If I think long and hard enough, I can still summon up the feeling of the rubber mask sitting around my mouth and nose, and the odor of the cool ether hitting the back of my throat as I was being put to sleep for my surgery. That was back in the 1950’s when tonsillectomies were the norm in the little town where I grew up in Vermont.
... the odor of the cool ether hitting the back of my throat
I was promised that I could have as much ice cream as I wanted after I got out of surgery. I have no recollection of the ice cream, but I do remember a little boy across the hall from my room who was good at sharing. He had a “View-Master”! It was a binocular looking contraption, which when you peered through the eye sockets, you could see pictures of Disney animals or cartoons.

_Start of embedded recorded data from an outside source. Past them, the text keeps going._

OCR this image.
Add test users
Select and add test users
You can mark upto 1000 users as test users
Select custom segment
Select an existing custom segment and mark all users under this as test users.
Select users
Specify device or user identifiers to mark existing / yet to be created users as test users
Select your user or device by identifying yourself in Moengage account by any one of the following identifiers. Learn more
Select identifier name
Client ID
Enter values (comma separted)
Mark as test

Just by clicking the button, it automatically forwarded the image to the next slide. The images were in full color and had a 3D effect to them. (Our family still had black and white television, so these little slides were quite amazing!)
I don’t recall how I made my way out of my bed and into the little boy’s room across the hall, but my memory is marked by hearing my mother call for me. She’d come in to see me on the day after surgery and I was not in my bed… not even in my room. It was her calling that I remember the most, and her surprise when she found me with the little boy across the hall.
As I mentioned, I don’t recall receiving the ice cream I was promised. I most likely did get some as we were a big ice cream-eating family (“creemies” as they are still called in those parts), but what I did want instead was a View-Master!